Por un lado, la legisladora impulsó un pedido de informes sobre el Programa Módulo Extraordinario para la Seguridad Alimentaria (MESA), con el objetivo de conocer en detalle su funcionamiento actual, la ejecución presupuestaria, los mecanismos de control y los criterios utilizados para la asignación de recursos. Según planteó, la iniciativa busca que el Gobierno bonaerense brinde precisiones sobre la continuidad de una herramienta que nació en el marco de la emergencia sanitaria, pero que se mantuvo como parte del esquema de asistencia alimentaria en las escuelas públicas.
“El programa MESA fue una respuesta necesaria en el marco de la emergencia sanitaria, pero hoy es fundamental revisar su continuidad, su eficiencia y su articulación con otras políticas públicas”, sostuvo Quintana. En ese sentido, la senadora puso el foco en problemas vinculados a la trazabilidad de los módulos alimentarios, demoras logísticas y una posible superposición con otras prestaciones, especialmente con el Servicio Alimentario Escolar.
La preocupación, según remarcó, pasa por garantizar que los recursos lleguen efectivamente a las familias destinatarias y que exista un esquema claro de seguimiento sobre la distribución de las cajas de alimentos.

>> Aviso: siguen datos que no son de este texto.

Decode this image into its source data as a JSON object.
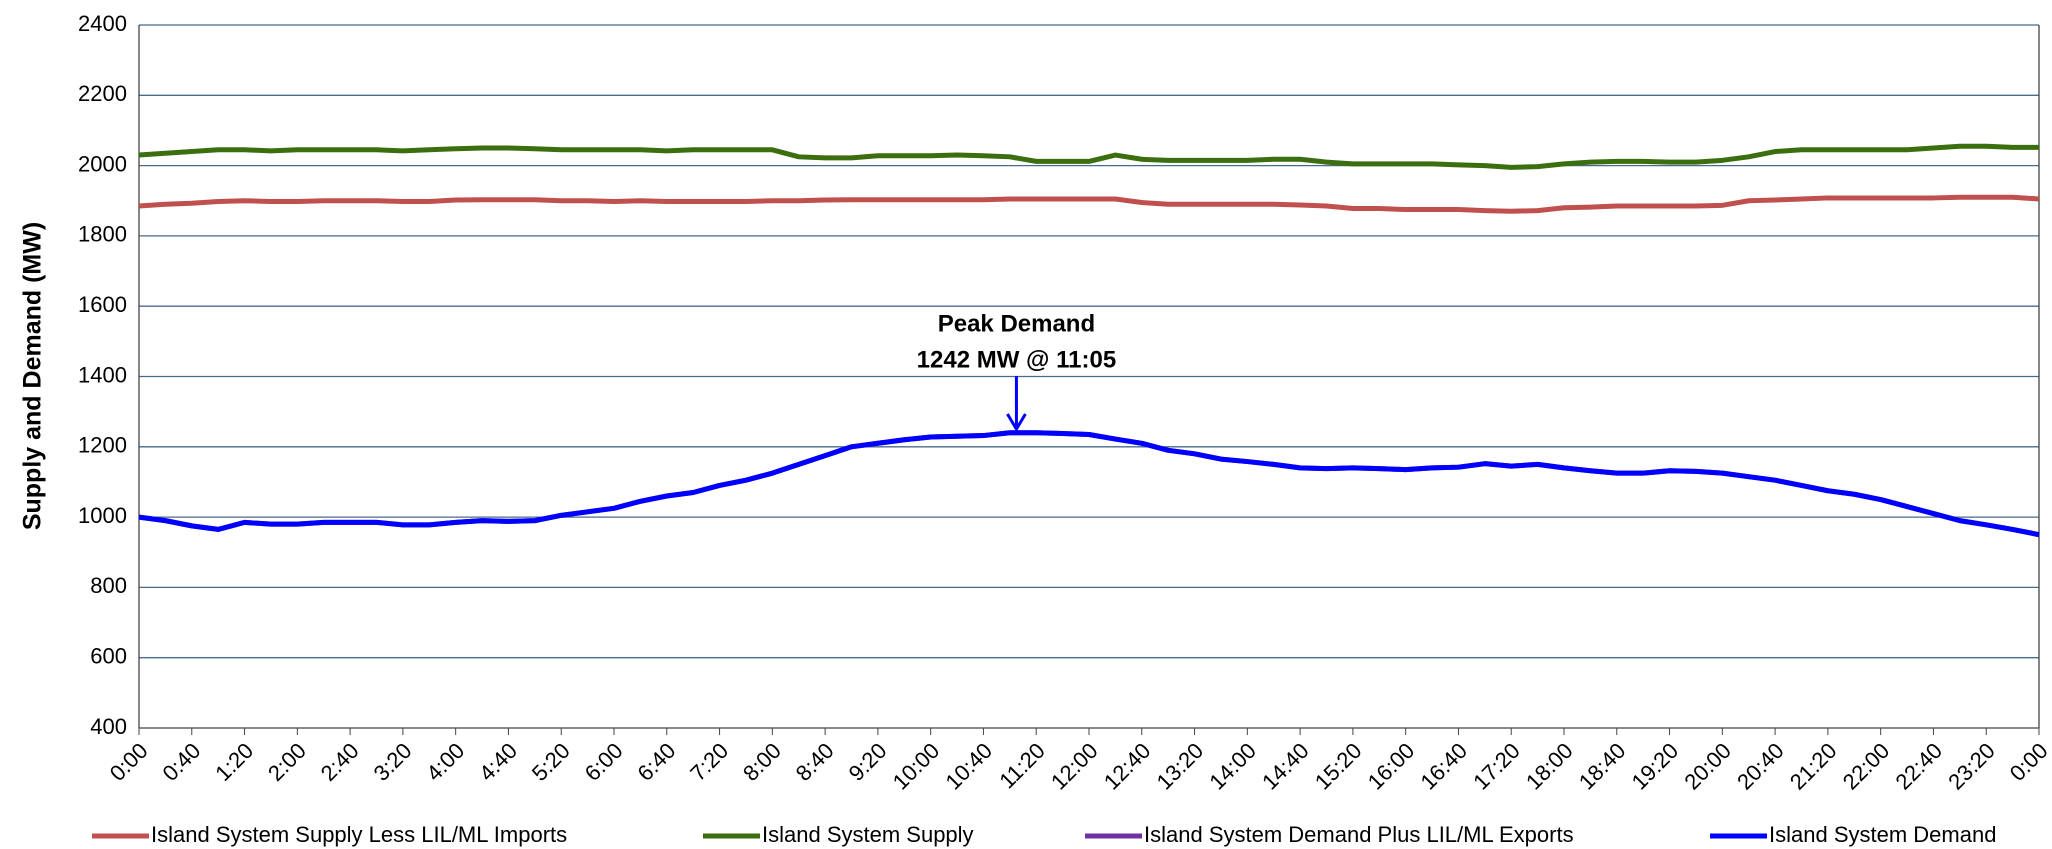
{
  "chart_data": {
    "type": "line",
    "y_label": "Supply and Demand (MW)",
    "ylim": [
      400,
      2400
    ],
    "yticks": [
      400,
      600,
      800,
      1000,
      1200,
      1400,
      1600,
      1800,
      2000,
      2200,
      2400
    ],
    "grid": true,
    "xlim": [
      0,
      1440
    ],
    "xticks": [
      {
        "value": 0,
        "label": "0:00"
      },
      {
        "value": 40,
        "label": "0:40"
      },
      {
        "value": 80,
        "label": "1:20"
      },
      {
        "value": 120,
        "label": "2:00"
      },
      {
        "value": 160,
        "label": "2:40"
      },
      {
        "value": 200,
        "label": "3:20"
      },
      {
        "value": 240,
        "label": "4:00"
      },
      {
        "value": 280,
        "label": "4:40"
      },
      {
        "value": 320,
        "label": "5:20"
      },
      {
        "value": 360,
        "label": "6:00"
      },
      {
        "value": 400,
        "label": "6:40"
      },
      {
        "value": 440,
        "label": "7:20"
      },
      {
        "value": 480,
        "label": "8:00"
      },
      {
        "value": 520,
        "label": "8:40"
      },
      {
        "value": 560,
        "label": "9:20"
      },
      {
        "value": 600,
        "label": "10:00"
      },
      {
        "value": 640,
        "label": "10:40"
      },
      {
        "value": 680,
        "label": "11:20"
      },
      {
        "value": 720,
        "label": "12:00"
      },
      {
        "value": 760,
        "label": "12:40"
      },
      {
        "value": 800,
        "label": "13:20"
      },
      {
        "value": 840,
        "label": "14:00"
      },
      {
        "value": 880,
        "label": "14:40"
      },
      {
        "value": 920,
        "label": "15:20"
      },
      {
        "value": 960,
        "label": "16:00"
      },
      {
        "value": 1000,
        "label": "16:40"
      },
      {
        "value": 1040,
        "label": "17:20"
      },
      {
        "value": 1080,
        "label": "18:00"
      },
      {
        "value": 1120,
        "label": "18:40"
      },
      {
        "value": 1160,
        "label": "19:20"
      },
      {
        "value": 1200,
        "label": "20:00"
      },
      {
        "value": 1240,
        "label": "20:40"
      },
      {
        "value": 1280,
        "label": "21:20"
      },
      {
        "value": 1320,
        "label": "22:00"
      },
      {
        "value": 1360,
        "label": "22:40"
      },
      {
        "value": 1400,
        "label": "23:20"
      },
      {
        "value": 1440,
        "label": "0:00"
      }
    ],
    "x": [
      0,
      20,
      40,
      60,
      80,
      100,
      120,
      140,
      160,
      180,
      200,
      220,
      240,
      260,
      280,
      300,
      320,
      340,
      360,
      380,
      400,
      420,
      440,
      460,
      480,
      500,
      520,
      540,
      560,
      580,
      600,
      620,
      640,
      660,
      680,
      700,
      720,
      740,
      760,
      780,
      800,
      820,
      840,
      860,
      880,
      900,
      920,
      940,
      960,
      980,
      1000,
      1020,
      1040,
      1060,
      1080,
      1100,
      1120,
      1140,
      1160,
      1180,
      1200,
      1220,
      1240,
      1260,
      1280,
      1300,
      1320,
      1340,
      1360,
      1380,
      1400,
      1420,
      1440
    ],
    "series": [
      {
        "name": "Island System Supply Less LIL/ML Imports",
        "color": "#c0504d",
        "values": [
          1885,
          1890,
          1893,
          1898,
          1900,
          1898,
          1898,
          1900,
          1900,
          1900,
          1898,
          1898,
          1902,
          1903,
          1903,
          1903,
          1900,
          1900,
          1898,
          1900,
          1898,
          1898,
          1898,
          1898,
          1900,
          1900,
          1902,
          1903,
          1903,
          1903,
          1903,
          1903,
          1903,
          1905,
          1905,
          1905,
          1905,
          1905,
          1895,
          1890,
          1890,
          1890,
          1890,
          1890,
          1888,
          1885,
          1878,
          1878,
          1875,
          1875,
          1875,
          1872,
          1870,
          1872,
          1880,
          1882,
          1885,
          1885,
          1885,
          1885,
          1887,
          1900,
          1902,
          1905,
          1908,
          1908,
          1908,
          1908,
          1908,
          1910,
          1910,
          1910,
          1905
        ]
      },
      {
        "name": "Island System Supply",
        "color": "#3a6e0f",
        "values": [
          2030,
          2035,
          2040,
          2045,
          2045,
          2042,
          2045,
          2045,
          2045,
          2045,
          2042,
          2045,
          2048,
          2050,
          2050,
          2048,
          2045,
          2045,
          2045,
          2045,
          2042,
          2045,
          2045,
          2045,
          2045,
          2025,
          2022,
          2022,
          2028,
          2028,
          2028,
          2030,
          2028,
          2025,
          2012,
          2012,
          2012,
          2030,
          2018,
          2015,
          2015,
          2015,
          2015,
          2018,
          2018,
          2010,
          2005,
          2005,
          2005,
          2005,
          2002,
          2000,
          1995,
          1997,
          2005,
          2010,
          2012,
          2012,
          2010,
          2010,
          2015,
          2025,
          2040,
          2045,
          2045,
          2045,
          2045,
          2045,
          2050,
          2055,
          2055,
          2052,
          2052
        ]
      },
      {
        "name": "Island System Demand Plus LIL/ML Exports",
        "color": "#7030a0",
        "values": [
          1000,
          990,
          975,
          965,
          985,
          980,
          980,
          985,
          985,
          985,
          978,
          978,
          985,
          990,
          988,
          990,
          1005,
          1015,
          1025,
          1045,
          1060,
          1070,
          1090,
          1105,
          1125,
          1150,
          1175,
          1200,
          1210,
          1220,
          1228,
          1230,
          1232,
          1240,
          1240,
          1238,
          1235,
          1222,
          1210,
          1190,
          1180,
          1165,
          1158,
          1150,
          1140,
          1138,
          1140,
          1138,
          1135,
          1140,
          1142,
          1152,
          1145,
          1150,
          1140,
          1132,
          1125,
          1125,
          1132,
          1130,
          1125,
          1115,
          1105,
          1090,
          1075,
          1065,
          1050,
          1030,
          1010,
          990,
          978,
          965,
          950
        ]
      },
      {
        "name": "Island System Demand",
        "color": "#0000ff",
        "values": [
          1000,
          990,
          975,
          965,
          985,
          980,
          980,
          985,
          985,
          985,
          978,
          978,
          985,
          990,
          988,
          990,
          1005,
          1015,
          1025,
          1045,
          1060,
          1070,
          1090,
          1105,
          1125,
          1150,
          1175,
          1200,
          1210,
          1220,
          1228,
          1230,
          1232,
          1240,
          1240,
          1238,
          1235,
          1222,
          1210,
          1190,
          1180,
          1165,
          1158,
          1150,
          1140,
          1138,
          1140,
          1138,
          1135,
          1140,
          1142,
          1152,
          1145,
          1150,
          1140,
          1132,
          1125,
          1125,
          1132,
          1130,
          1125,
          1115,
          1105,
          1090,
          1075,
          1065,
          1050,
          1030,
          1010,
          990,
          978,
          965,
          950
        ]
      }
    ],
    "annotation": {
      "lines": [
        "Peak Demand",
        "1242 MW @ 11:05"
      ],
      "x": 665,
      "y": 1242
    }
  }
}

EN QUÉ CONSISTEN LOS PROGRAMAS SEÑALADOS
Actualmente, el programa MESA funciona como complemento del SAE y consiste en la entrega mensual de módulos alimentarios con productos secos destinados a las familias de estudiantes en situación de vulnerabilidad. La asistencia se canaliza a través de las instituciones educativas y forma parte de la política alimentaria que administra el Ministerio de Desarrollo de la Comunidad bonaerense.

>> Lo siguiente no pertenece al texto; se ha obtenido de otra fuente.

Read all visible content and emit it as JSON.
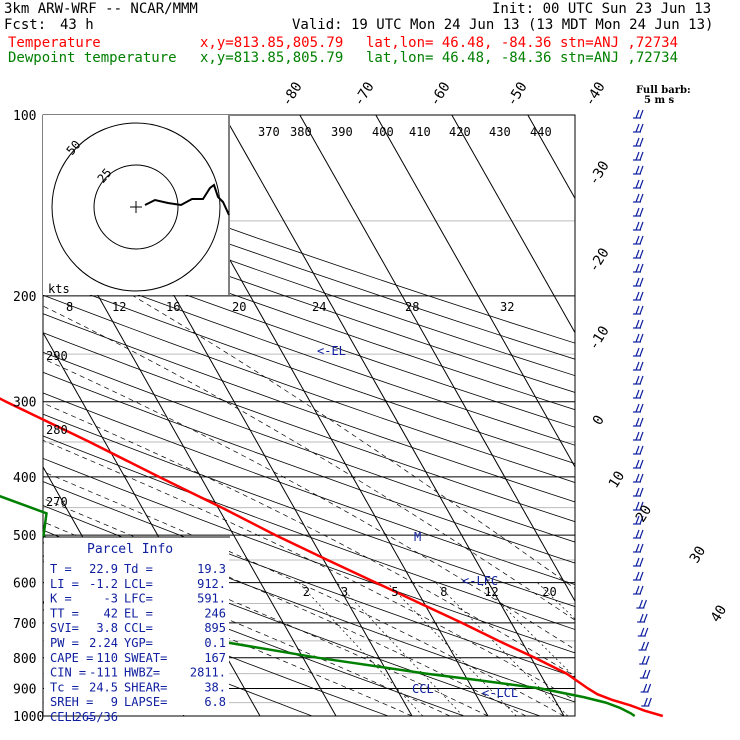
{
  "header": {
    "model": "3km ARW-WRF -- NCAR/MMM",
    "init": "Init: 00 UTC Sun 23 Jun 13",
    "fcst_label": "Fcst:",
    "fcst_value": "43 h",
    "valid": "Valid: 19 UTC Mon 24 Jun 13 (13 MDT Mon 24 Jun 13)",
    "temp_label": "Temperature",
    "dew_label": "Dewpoint temperature",
    "xy": "x,y=813.85,805.79",
    "latlon": "lat,lon= 46.48, -84.36",
    "stn": "stn=ANJ ,72734",
    "temp_color": "#ff0000",
    "dew_color": "#008000"
  },
  "chart_data": {
    "type": "line",
    "chart_kind": "skew-T log-P",
    "pressure_levels": [
      100,
      200,
      300,
      400,
      500,
      600,
      700,
      800,
      900,
      1000
    ],
    "isotherm_labels": [
      "-80",
      "-70",
      "-60",
      "-50",
      "-40",
      "-30",
      "-20",
      "-10",
      "0",
      "10",
      "20",
      "30",
      "40"
    ],
    "theta_labels_top": [
      "370",
      "380",
      "390",
      "400",
      "410",
      "420",
      "430",
      "440"
    ],
    "theta_labels_left": [
      "290",
      "280",
      "270"
    ],
    "mixing_ratio_labels": [
      "2",
      "3",
      "5",
      "8",
      "12",
      "20"
    ],
    "hodo_speed_labels": [
      "8",
      "12",
      "16",
      "20",
      "24",
      "28",
      "32"
    ],
    "hodo_unit": "kts",
    "hodo_rings": [
      "50",
      "25"
    ],
    "barb_legend": [
      "Full barb:",
      "5 m s"
    ],
    "levels_text": {
      "el": "<-EL",
      "lfc": "<-LFC",
      "lcl": "<-LCL",
      "ccl": "CCL",
      "m": "M"
    },
    "series": [
      {
        "name": "Temperature",
        "color": "#ff0000",
        "points": [
          [
            1000,
            23.0
          ],
          [
            980,
            21.0
          ],
          [
            960,
            19.5
          ],
          [
            940,
            17.5
          ],
          [
            920,
            16.0
          ],
          [
            900,
            15.2
          ],
          [
            850,
            13.5
          ],
          [
            800,
            10.5
          ],
          [
            750,
            7.0
          ],
          [
            700,
            3.5
          ],
          [
            650,
            -0.5
          ],
          [
            600,
            -4.8
          ],
          [
            550,
            -9.5
          ],
          [
            500,
            -14.5
          ],
          [
            450,
            -19.5
          ],
          [
            400,
            -25.5
          ],
          [
            350,
            -32.0
          ],
          [
            300,
            -40.0
          ],
          [
            250,
            -49.0
          ],
          [
            200,
            -55.5
          ],
          [
            180,
            -57.0
          ],
          [
            160,
            -57.0
          ],
          [
            150,
            -54.5
          ],
          [
            140,
            -53.5
          ],
          [
            130,
            -47.0
          ],
          [
            120,
            -45.0
          ],
          [
            110,
            -43.5
          ],
          [
            100,
            -42.5
          ]
        ]
      },
      {
        "name": "Dewpoint temperature",
        "color": "#008000",
        "points": [
          [
            1000,
            19.3
          ],
          [
            990,
            19.0
          ],
          [
            970,
            18.0
          ],
          [
            950,
            16.5
          ],
          [
            930,
            14.0
          ],
          [
            900,
            9.0
          ],
          [
            870,
            1.0
          ],
          [
            850,
            -5.0
          ],
          [
            800,
            -18.0
          ],
          [
            750,
            -30.0
          ],
          [
            720,
            -38.0
          ],
          [
            700,
            -40.0
          ],
          [
            650,
            -42.5
          ],
          [
            600,
            -44.0
          ],
          [
            550,
            -45.0
          ],
          [
            500,
            -45.0
          ],
          [
            460,
            -43.0
          ],
          [
            430,
            -48.0
          ],
          [
            400,
            -53.0
          ],
          [
            350,
            -60.0
          ],
          [
            320,
            -63.0
          ],
          [
            300,
            -65.0
          ],
          [
            250,
            -70.0
          ],
          [
            200,
            -74.0
          ],
          [
            160,
            -80.0
          ],
          [
            130,
            -83.0
          ],
          [
            100,
            -85.0
          ]
        ]
      }
    ]
  },
  "parcel": {
    "title": "Parcel Info",
    "rows": [
      [
        "T  =",
        "22.9",
        "Td =",
        "19.3"
      ],
      [
        "LI =",
        "-1.2",
        "LCL=",
        "912."
      ],
      [
        "K  =",
        "-3",
        "LFC=",
        "591."
      ],
      [
        "TT =",
        "42",
        "EL =",
        "246"
      ],
      [
        "SVI=",
        "3.8",
        "CCL=",
        "895"
      ],
      [
        "PW =",
        "2.24",
        "YGP=",
        "0.1"
      ],
      [
        "CAPE =",
        "110",
        "SWEAT=",
        "167"
      ],
      [
        "CIN =",
        "-111",
        "HWBZ=",
        "2811."
      ],
      [
        "Tc =",
        "24.5",
        "SHEAR=",
        "38."
      ],
      [
        "SREH =",
        "9",
        "LAPSE=",
        "6.8"
      ],
      [
        "CELL =",
        "265/36",
        "",
        ""
      ]
    ]
  }
}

En paralelo, Quintana presentó un proyecto de declaración para manifestar su preocupación por la situación del Servicio Alimentario Escolar (SAE), uno de los principales dispositivos de asistencia alimentaria de la Provincia. El SAE es la prestación tradicional de comedores escolares y alcanza a estudiantes de establecimientos públicos con desayuno, merienda y almuerzo presencial. De acuerdo con datos oficiales, llega a más de 2,5 millones de niños, niñas y adolescentes en unas 11.700 escuelas distribuidas en los 135 municipios bonaerenses.
Sobre este punto, la legisladora advirtió que la falta de actualización de los valores frente a la inflación está afectando la calidad del servicio. “No actualizar el SAE en función de la inflación implica, en los hechos, una reducción del servicio”, señaló, al tiempo que alertó por el impacto directo sobre los sectores más vulnerables.
El planteo apunta al desfasaje entre el aumento de los precios de los alimentos y los montos asignados al programa, una situación que, según expuso, repercute en la cantidad, la variedad y la calidad nutricional de las prestaciones que reciben los alumnos en las escuelas. Además, Quintana destacó el trabajo cotidiano de los equipos educativos y de los consejos escolares para sostener el funcionamiento de los comedores, aunque subrayó que la responsabilidad del financiamiento corresponde al Estado provincial.
En la Provincia, tanto el SAE como MESA se gestionan a través del Ministerio de Desarrollo de la Comunidad, en articulación con municipios y consejos escolares. Ambos programas forman parte del esquema de asistencia que se mantiene incluso durante períodos de receso, como ocurre con el dispositivo Escuelas Abiertas en Verano.